Liputan6.com, Semarang- Grebeg Sudiro merupakan salah satu rangkaian perayaan Imlek di Kota Solo, Jawa Tengah. Gunungan dari kue keranjang akan diarak sepanjang Jalan Sudiroprajan Solo.
Kemeriahan semakin terasa dengan hadirnya atraksi barongsai, reog ponorogo dan kesenian jawa lainya yang dilengkapi hiasan ratusan lampion. Perayaan ini umumnya diselenggarakan tujuh hari sebelum Imlek.
Dikutip dari berbagai sumber, segala kemeriahan Grebeg Sudiro adalah lambang akulturasi tradisi Tionghoa dan Jawa, yang melebur dalam suasana toleransi. Namun, Grebeg Sudiro bukan sekadar lambing karena ada fungsi lain dari perayaan lintas etnis ini.
Baca Juga
Advertisement
Dulu, komunitas Tionghoa di Solo hadir untuk berdagang bahkan sebelum berdirinya Keraton Kasunanan Solo.

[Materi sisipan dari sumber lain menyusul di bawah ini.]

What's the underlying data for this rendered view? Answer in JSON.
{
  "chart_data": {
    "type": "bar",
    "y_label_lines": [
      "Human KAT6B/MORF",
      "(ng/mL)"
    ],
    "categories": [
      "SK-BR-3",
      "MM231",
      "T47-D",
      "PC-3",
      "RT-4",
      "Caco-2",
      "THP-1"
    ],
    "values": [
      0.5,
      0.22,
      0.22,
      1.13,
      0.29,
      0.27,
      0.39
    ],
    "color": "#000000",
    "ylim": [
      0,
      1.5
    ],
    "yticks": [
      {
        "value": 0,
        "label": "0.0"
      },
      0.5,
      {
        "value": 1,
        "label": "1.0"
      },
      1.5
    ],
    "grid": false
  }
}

Berawal dari ramainya wilayah Benganwan Solo sebagai sentra perdagangan antar etnis pada saat itu, melahirkan Pasar Gedhe Solo.
Rangkaian kejadian tersebut mendorong pertumbuhan komunitas Tionghoa di Solo yang mencoba mengadu peruntungan di kota. Dalam perkembangannya, mereka bertempat tinggal di wilayah Kasunanan, yaitu Ketandan depan Pasar Gedhe, Balong, Mijen, Kepanjen, Samaan, Sudiroprajan, dan Limolasan.
Pada 1998, Balong menjadi lokasi komunitas etnis Tionghoa yang tidak luput dari aksi kekerasan pada Mei 1998. Stigma negatif dan kerusuhan yang terjadi pada 1743, 1911, 1965, 1980, dan 1998 di Solo perlahan dikikis dengan jalur kebudayaan.
Lahirnya Grebeg Sudiro di Solo pun sebagai siasat kebudayaan guna membentengi masyarakat dari konflik sekaligus membasmi benih kebencian.